New Zealand’s public healthcare crisis worsens

By
Tom Peters

19 January 2019

New Zealand’s Labour Party-led coalition government took office in October 2017 promising to address the severe crisis caused by more than a decade of cuts to the public health system. The previous National Party government underfunded healthcare by billions of dollars as part of austerity measures demanded by the corporate elite to force the burden of the 2008 financial crisis on working people.
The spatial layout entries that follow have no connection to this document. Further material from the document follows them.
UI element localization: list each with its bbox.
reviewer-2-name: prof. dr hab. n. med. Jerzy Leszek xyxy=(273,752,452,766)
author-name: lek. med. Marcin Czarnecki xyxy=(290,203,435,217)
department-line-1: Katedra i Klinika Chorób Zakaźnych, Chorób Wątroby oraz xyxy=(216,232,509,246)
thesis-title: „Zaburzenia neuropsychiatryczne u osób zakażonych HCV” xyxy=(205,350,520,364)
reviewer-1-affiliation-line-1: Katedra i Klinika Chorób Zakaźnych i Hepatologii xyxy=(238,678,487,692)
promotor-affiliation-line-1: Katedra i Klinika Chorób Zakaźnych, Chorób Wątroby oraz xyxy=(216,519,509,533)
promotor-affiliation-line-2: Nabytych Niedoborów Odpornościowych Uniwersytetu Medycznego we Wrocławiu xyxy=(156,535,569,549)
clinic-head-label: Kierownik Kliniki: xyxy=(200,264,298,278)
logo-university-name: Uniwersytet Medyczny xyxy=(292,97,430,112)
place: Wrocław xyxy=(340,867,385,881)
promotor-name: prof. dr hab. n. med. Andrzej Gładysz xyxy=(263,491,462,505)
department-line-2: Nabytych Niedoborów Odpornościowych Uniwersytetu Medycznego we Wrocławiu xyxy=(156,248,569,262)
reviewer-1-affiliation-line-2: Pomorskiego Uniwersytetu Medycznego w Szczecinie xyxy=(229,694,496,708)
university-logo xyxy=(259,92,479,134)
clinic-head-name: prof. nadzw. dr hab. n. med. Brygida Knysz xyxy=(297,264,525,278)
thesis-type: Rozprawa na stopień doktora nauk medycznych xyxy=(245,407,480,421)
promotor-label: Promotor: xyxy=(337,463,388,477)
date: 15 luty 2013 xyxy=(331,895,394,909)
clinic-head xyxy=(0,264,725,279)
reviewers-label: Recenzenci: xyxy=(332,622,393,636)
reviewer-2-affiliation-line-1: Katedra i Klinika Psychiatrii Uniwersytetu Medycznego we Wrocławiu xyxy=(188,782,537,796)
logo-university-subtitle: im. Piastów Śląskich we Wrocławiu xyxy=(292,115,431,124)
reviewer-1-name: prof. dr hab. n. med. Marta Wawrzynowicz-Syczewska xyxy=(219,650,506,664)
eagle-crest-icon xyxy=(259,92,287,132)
More than a year later, Labour’s election promises—like those it made to address poverty and inequality—have been exposed as a fraud. Nominal funding increases have failed to keep pace with inflation, and therefore with the needs of the growing and ageing population and increasing levels of sickness. Public hospitals remain drastically understaffed and overcrowded, wages for health workers are effectively frozen, and thousands of patients are being denied treatment.

The government’s priority, spelled out in its “budget responsibility rules,” has been to keep taxes low for corporations and the rich, and overall public spending below 30 percent of GDP, the same level as National. As the world economy becomes ever more volatile and heads towards another recession, governments in every country are responding with deeper cuts to spending on healthcare, education and other essential services.

The Ministry of Health has instructed the country’s 20 District Health Boards (DHBs) to reduce their operating deficits, totalling $240 million last financial year, which is likely to lead to further cost-cutting. The government set aside only $100 million for deficit relief and Minister David Clark said the majority of the DHBs would remain in deficit in 2018–2019.